The Toys of Dionysos

Numbered among the toys of Dionysos are a knuckle bone, (Thomas Taylor gives it as an ankle bone), a ball, tops, apples, a mirror and a lump of wool. Before we look at the significance of these it is important to retell the story and their part in it.

When Dionysos was a child he was defended all around by the Kuretes, as was Zeus. There is scope here for identifying the child with the Father or King of the Gods. However the Titans insinuated themselves into his presence, in the version that Guthrie gives us, by distracting him with toys and baubles. When he was distracted the Titans took hold of him and tore him apart, devouring his flesh and only his heart was saved by Athena. So much for the gory telling of this ancient fable.

What could it mean, other than an excuse for aberrant behaviour? Behaviour, it is declared, Orpheus tried to stop and reform with his insights and disciplines. The story goes on that this became his fate in turn.

Since this is concerned with the death and resurrection of Dionysos, it could well represent in that initiatic order the same story as that of Hiram Abiff among Freemasons facing the masters degree, which also deals with the death of the hero. These tales will be told in due course in their rightful place, for the moment let’s look at the ‘toys’ he had to play with. They are clearly more than this or they would not be mentioned. It is important not to dismiss them, as some academics have, as mere trinkets to serve as a distraction.

Kerenyi in The Gods of the Greeks lists the toys as ‘dice, ball, top, golden apples, bull-roarer and wool’. He has mentioned the mirror earlier, adding that the child was fascinated by his own image. In the cleansing of the statue of Narayana, Vishnu, one of the instruments used is that of a mirror. Another is a fan. Kerenyi also tells us that ‘the number of Titans who murdered the first Dionysos is expressly stated to have been two.’ (p.254). He suggests that it may have been the very Kuretes who were supposed to protect the child. But let’s not get too scholarly.

Where Taylor gives ‘a pine nut’ we can safely assume a pine cone. Bernhard Wosien, a living representative of the Orphic Apollonian tradition, said that the pine cone was a symbol for the Tree of Life since, when it fell and its petals opened, it formed another little tree. But we have only to look at the symbols on the Hand of Dionysos to see the pine cone holds a pivotal place.

Since the tale is entirely concerned with the tearing apart of the child – and various different versions of this tale occur – we can assume that the ‘lump of wool’ means uncarded wool. This is wool in its raw state prior to teasing out with teasel and comb to become useable.

A similar idea is expressed in the Masonic tradition as the polishing of the ashlar, the rough hewn stone, before it is polished into being the perfect ashlar.

This leaves us with variously a wheel, tops, and knuckle bone or dice. The symbol of the wheel is evident enough and can be applied in many different situations in the awakening of the self. Not least of all being, as the modern phrase has it, ‘what goes around comes around’ or, simply said, Karma.

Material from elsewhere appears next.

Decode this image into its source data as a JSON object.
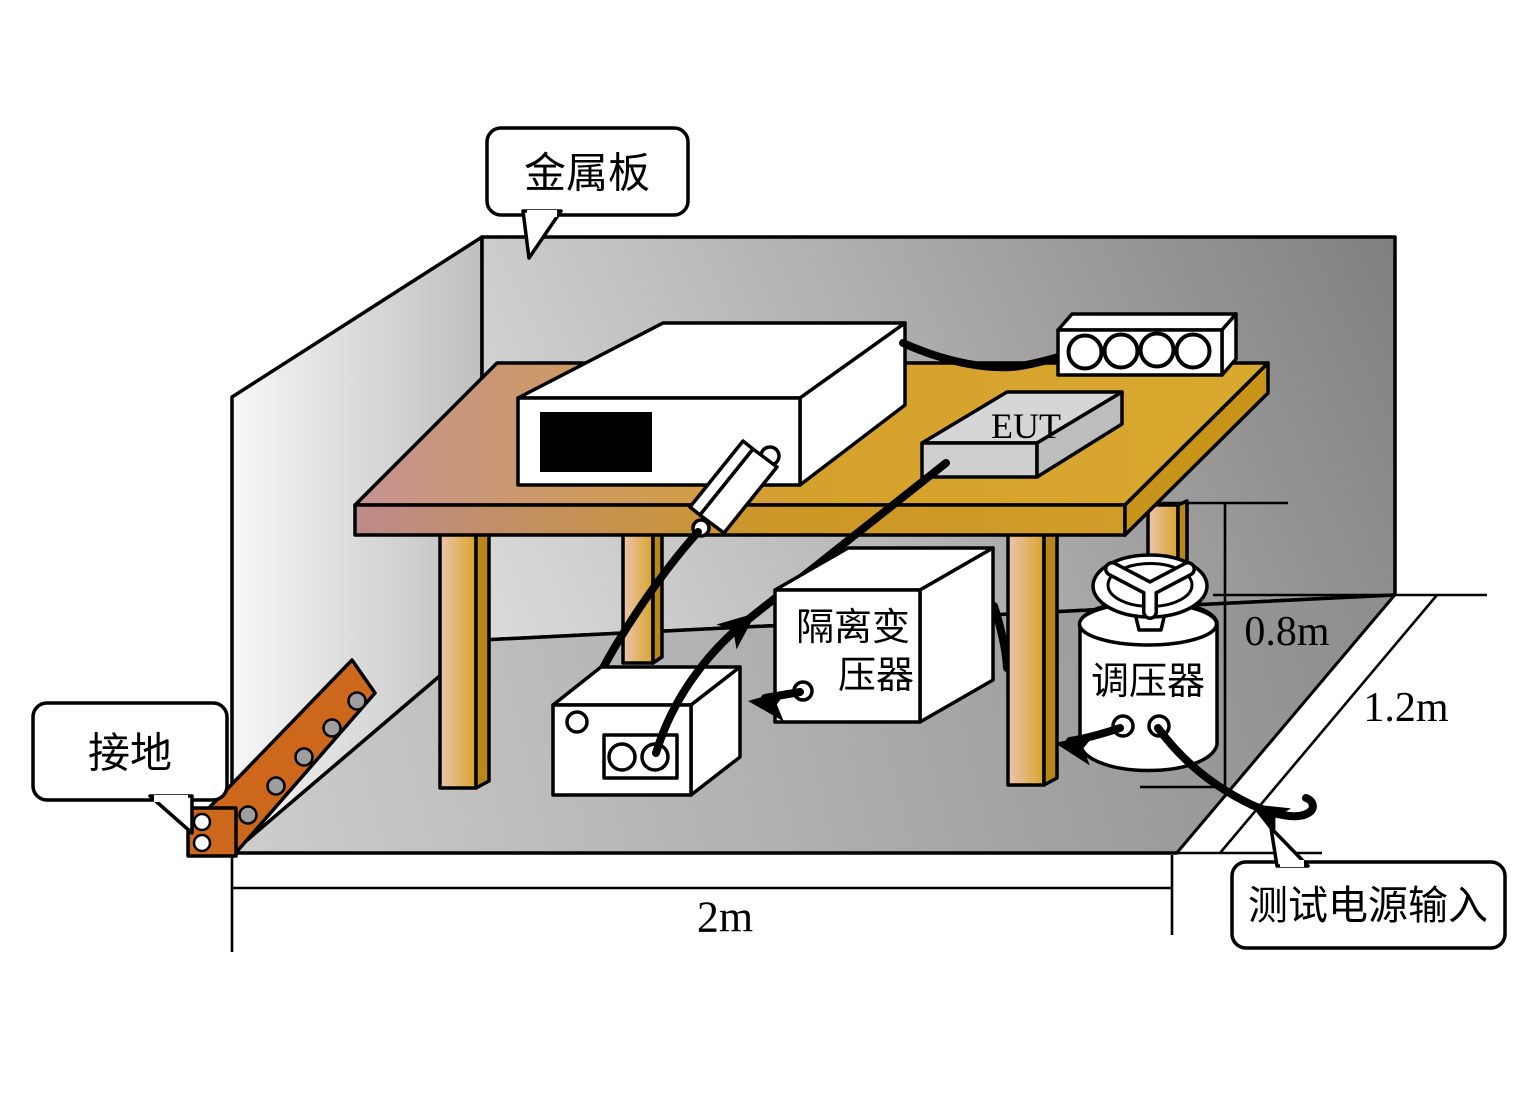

One of the wheels of dharma at the temple of Kornak India

While a top may have been included for other reasons, that they are plural in number suggests to me that one of them is a spindle used in spinning the wool. It may be here that the wheel finds its place also. Are we simply looking at rites from an ancient sheep rearing community? Among the images Plato uses is that the Earth is suspended on a spindle turning incessantly beneath the pole star. This will explain why the Fates are shown as weaving the thread of life.

But the other important aspect of the top is that spinning on its axis keeps it aloft and erect. We are put in mind of Hermes spinning on his toes as he surveys the Heavens.

As a child I was introduced to knuckles, not the game where boys try rapping the other across the back of the hand, but the game in which shapes are thrown into the air and caught on the back of the hand. The commercial form of these ‘knuckles’ were of six angled pieces of metal with balls at each end of the spikes.

Commercial Knuckles

In this way the mind of the labourer is constantly turning things over in his (or her) mind, looking at a problem from all angles to see the likely and best outcome. This is the process referred to in Alchemy as the digestion, when applied to a mental condition. By identifying these as dice implies gambling that I feel was alien to the original intention.